Song II, The Dark Night: Songs of the soul rejoicing at having reached the highest state of perfection, which is union with God, by means of spiritual self-denial. 1. On a dark night, inflamed with the passions of love, oh favoring fortune!, I went out unnoticed, after my house had been set to rest: 2. In the dark and safely sure, … in secret, for no one saw me, nor did I see anything, with no other light or guide than that which was burning in my heart. 4. This light guided me more surely than that of noonday to where he was waiting for me, I know well who, in a place where no one was to be seen. … On my flowery breast, kept wholly for himself alone, there he went to sleep, and I caressed him, and the fanning of the cedars made a breeze. … I stood still and forgot myself, I leaned my face over the lover, everything stopped and I abandoned myself, leaving my cares forgotten among the lilies. (138-9)

Verse I, Verses upon a highly contemplative ecstasy: … I was left without knowing, transcending all knowledge. It was the perfect knowledge of peace and piety, a straight road well understood in deep solitude; it was something so secret that I was left babbling, transcending all knowledge. I was so drawn into it, so absorbed and taken out of myself, that my feeling was left devoid of all feeling, and my mind was endured with an understanding by not understanding, transcending all knowledge. He who really reaches that point faints away from himself; he scorns all that he formerly knew; and his knowledge increases so much that he is left without knowing, transcending all knowledge. … And this highest way of knowing is so completely superior that there is no university or science that can attempt it; … And if you want to listen, this highest knowledge consists of a heightened perception of the Divine Essence; it is a result of His mercy to leave one not understanding, transcending all knowledge. (141-3)

Song, Although It Is Night, Song of the soul which rejoices in knowing God by faith: For I well know the fountain that wells up and flows, although it is night. That eternal fountain is hidden, for I well know where it has its source, although it is night. I don’t know its origin, for it doesn’t have one, but I know that every origin comes from it, although it is night. I know that nothing can be so beautiful, and that heaven and earth drink from it, although it is night. [night ~ faith] (148)

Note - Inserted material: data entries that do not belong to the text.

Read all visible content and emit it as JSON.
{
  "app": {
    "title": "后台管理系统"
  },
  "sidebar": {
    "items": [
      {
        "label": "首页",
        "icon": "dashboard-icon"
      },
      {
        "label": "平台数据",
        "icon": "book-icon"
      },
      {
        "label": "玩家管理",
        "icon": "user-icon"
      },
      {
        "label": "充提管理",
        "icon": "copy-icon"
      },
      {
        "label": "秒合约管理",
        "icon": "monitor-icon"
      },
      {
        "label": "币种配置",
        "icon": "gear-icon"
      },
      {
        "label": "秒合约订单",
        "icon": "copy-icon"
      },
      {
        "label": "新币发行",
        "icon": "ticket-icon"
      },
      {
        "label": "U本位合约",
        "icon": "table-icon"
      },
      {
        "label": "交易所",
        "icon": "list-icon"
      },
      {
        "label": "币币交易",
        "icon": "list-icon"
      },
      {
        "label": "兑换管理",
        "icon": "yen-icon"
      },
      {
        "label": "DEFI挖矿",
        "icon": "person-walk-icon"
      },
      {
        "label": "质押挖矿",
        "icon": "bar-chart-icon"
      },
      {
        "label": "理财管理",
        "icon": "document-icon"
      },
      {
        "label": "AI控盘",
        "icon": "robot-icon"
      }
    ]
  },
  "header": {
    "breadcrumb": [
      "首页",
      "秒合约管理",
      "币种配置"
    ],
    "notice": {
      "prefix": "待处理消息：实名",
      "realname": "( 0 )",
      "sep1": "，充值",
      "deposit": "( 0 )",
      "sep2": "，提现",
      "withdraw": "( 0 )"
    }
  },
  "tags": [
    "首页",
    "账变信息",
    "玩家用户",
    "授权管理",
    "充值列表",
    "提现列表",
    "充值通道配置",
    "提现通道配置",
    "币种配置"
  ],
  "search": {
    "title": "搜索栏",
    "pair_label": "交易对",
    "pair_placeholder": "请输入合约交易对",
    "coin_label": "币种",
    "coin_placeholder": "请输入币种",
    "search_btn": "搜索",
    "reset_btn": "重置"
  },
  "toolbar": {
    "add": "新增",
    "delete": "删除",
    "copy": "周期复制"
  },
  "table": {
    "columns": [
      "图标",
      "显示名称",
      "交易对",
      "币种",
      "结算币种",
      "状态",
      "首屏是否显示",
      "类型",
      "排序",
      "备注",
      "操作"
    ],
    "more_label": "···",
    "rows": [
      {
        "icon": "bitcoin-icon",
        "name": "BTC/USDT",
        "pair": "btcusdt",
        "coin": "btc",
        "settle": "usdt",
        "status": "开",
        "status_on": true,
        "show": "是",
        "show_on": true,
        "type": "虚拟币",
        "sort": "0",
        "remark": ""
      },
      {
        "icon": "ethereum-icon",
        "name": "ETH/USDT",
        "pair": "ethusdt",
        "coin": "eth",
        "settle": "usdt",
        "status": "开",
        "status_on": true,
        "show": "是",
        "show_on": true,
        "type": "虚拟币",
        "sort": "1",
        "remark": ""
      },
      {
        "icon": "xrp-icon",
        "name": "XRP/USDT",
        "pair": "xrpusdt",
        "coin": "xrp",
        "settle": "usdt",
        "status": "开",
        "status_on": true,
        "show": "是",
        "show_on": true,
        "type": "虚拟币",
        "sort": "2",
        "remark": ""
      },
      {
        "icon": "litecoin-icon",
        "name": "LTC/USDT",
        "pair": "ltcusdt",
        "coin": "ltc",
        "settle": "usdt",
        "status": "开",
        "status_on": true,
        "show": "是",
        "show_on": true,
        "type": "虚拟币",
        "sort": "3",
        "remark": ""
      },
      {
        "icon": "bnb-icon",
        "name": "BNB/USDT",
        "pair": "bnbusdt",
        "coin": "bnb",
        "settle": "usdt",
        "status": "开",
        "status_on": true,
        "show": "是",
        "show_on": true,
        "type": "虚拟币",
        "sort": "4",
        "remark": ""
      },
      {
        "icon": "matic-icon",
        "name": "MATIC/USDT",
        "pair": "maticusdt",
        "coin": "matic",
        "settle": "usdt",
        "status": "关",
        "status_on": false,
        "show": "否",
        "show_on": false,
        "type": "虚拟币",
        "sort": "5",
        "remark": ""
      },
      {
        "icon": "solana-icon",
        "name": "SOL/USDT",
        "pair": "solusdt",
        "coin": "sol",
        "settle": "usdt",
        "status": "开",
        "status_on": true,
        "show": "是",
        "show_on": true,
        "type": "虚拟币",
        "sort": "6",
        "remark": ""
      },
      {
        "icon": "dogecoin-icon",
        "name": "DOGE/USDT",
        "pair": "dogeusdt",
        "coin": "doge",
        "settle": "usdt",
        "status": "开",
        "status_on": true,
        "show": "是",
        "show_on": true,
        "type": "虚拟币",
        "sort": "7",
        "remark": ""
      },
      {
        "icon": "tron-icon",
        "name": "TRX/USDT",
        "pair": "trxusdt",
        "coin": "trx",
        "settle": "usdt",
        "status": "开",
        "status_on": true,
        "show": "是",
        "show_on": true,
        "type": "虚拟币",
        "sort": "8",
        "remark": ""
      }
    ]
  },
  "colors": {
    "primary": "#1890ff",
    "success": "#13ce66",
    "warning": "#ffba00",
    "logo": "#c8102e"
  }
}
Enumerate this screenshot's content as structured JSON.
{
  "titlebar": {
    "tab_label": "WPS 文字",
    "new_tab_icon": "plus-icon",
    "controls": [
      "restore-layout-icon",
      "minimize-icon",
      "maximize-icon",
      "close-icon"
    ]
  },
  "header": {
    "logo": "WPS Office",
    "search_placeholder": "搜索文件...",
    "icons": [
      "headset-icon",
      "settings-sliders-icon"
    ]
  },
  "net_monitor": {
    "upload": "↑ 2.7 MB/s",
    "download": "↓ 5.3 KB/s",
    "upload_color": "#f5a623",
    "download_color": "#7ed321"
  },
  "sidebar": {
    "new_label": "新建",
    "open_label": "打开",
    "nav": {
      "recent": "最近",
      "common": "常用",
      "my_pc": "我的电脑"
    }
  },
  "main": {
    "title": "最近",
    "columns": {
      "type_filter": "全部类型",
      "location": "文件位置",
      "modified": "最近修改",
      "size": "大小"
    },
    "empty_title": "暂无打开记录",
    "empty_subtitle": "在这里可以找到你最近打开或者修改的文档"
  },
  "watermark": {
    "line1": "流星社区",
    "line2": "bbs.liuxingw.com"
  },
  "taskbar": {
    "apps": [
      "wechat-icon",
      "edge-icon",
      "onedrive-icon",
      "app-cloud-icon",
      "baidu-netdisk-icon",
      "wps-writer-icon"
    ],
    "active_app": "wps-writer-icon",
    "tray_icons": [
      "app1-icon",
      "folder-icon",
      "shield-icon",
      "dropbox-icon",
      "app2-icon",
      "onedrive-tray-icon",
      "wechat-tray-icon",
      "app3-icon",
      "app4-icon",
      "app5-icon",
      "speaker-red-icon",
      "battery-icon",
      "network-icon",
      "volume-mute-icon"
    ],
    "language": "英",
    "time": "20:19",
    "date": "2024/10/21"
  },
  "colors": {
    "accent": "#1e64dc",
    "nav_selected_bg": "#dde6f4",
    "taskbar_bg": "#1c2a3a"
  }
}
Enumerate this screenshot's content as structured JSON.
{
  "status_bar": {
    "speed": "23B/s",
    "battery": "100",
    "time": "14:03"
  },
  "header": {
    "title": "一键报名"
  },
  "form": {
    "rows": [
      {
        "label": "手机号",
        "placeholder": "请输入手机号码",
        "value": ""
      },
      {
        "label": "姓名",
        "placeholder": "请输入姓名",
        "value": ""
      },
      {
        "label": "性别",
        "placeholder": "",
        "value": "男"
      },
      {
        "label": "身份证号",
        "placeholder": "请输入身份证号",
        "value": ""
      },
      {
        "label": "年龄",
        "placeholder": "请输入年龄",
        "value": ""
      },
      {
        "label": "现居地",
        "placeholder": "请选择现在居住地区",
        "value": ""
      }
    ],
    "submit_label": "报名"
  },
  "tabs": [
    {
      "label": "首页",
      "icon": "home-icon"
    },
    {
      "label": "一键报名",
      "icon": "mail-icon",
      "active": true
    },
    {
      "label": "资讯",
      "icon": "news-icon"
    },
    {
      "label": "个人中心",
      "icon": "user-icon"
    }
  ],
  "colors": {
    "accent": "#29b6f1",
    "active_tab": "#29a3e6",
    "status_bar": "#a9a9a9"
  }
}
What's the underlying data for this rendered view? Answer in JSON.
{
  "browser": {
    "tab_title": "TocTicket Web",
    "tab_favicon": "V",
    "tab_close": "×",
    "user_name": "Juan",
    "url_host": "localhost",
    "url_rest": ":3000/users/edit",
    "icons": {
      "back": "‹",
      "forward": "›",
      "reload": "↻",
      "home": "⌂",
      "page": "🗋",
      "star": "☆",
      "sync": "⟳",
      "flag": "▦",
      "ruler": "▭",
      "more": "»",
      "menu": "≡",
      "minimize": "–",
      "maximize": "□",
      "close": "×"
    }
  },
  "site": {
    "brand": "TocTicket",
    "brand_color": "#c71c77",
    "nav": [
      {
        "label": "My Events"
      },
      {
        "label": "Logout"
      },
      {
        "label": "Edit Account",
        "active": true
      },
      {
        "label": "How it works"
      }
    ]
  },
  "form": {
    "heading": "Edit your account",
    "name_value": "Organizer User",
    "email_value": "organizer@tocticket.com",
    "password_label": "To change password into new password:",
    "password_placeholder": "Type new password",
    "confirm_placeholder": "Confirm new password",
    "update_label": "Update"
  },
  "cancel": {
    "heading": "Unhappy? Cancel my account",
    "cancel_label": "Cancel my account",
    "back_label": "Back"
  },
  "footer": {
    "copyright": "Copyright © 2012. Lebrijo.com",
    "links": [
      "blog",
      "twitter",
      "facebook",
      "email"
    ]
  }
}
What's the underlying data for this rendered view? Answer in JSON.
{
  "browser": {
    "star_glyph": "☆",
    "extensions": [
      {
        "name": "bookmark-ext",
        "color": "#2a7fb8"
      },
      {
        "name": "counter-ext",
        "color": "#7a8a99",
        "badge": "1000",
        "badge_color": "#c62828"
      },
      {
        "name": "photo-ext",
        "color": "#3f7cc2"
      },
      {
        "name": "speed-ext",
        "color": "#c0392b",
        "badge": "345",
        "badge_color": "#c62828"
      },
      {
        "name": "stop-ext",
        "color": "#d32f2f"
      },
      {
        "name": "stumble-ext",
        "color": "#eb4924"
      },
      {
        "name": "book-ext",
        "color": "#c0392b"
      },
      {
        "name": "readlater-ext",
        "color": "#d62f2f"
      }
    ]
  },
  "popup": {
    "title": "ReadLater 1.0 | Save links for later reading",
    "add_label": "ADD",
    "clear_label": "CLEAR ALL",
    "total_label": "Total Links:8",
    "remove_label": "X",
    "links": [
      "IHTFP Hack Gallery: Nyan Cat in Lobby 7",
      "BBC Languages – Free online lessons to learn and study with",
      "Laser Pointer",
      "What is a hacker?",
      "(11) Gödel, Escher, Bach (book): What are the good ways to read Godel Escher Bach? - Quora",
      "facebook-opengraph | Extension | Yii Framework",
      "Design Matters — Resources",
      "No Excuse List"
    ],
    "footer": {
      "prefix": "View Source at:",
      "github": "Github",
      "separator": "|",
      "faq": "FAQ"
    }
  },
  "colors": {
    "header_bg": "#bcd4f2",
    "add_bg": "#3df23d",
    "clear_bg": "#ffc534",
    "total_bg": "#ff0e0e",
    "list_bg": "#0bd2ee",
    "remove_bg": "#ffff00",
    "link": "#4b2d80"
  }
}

Bartolome L. de Argensola (1562-1631) : Sonnet VI: To a gentleman and a lady who had been raised together since childhood and , being now older, persisted in the same casual relationship: Firmio, at your age no danger is a slight one, for you speak to us now in a husky voice and, although almost invisible, a fuzz breaks the smoothness of your upper lip. And in your case, Drusila, your breast is suddenly revealing the subtle outline of two curves, and on the white summit of each one a living ruby marks a tiny center. Let your friendship be restrained by stricter rules, for Love’s first poison needs only the simplest carelessness. If the sly snake has hidden himself in the pleasantest part of a fertile field, who can be surprised that flowers have lost their good reputation? (156-7)

Luis de Gongora (1561-1627) : Sonnet LIII (Moral), He infers, from the ailments of old age, that death is near, and as a Catholic takes courage (157)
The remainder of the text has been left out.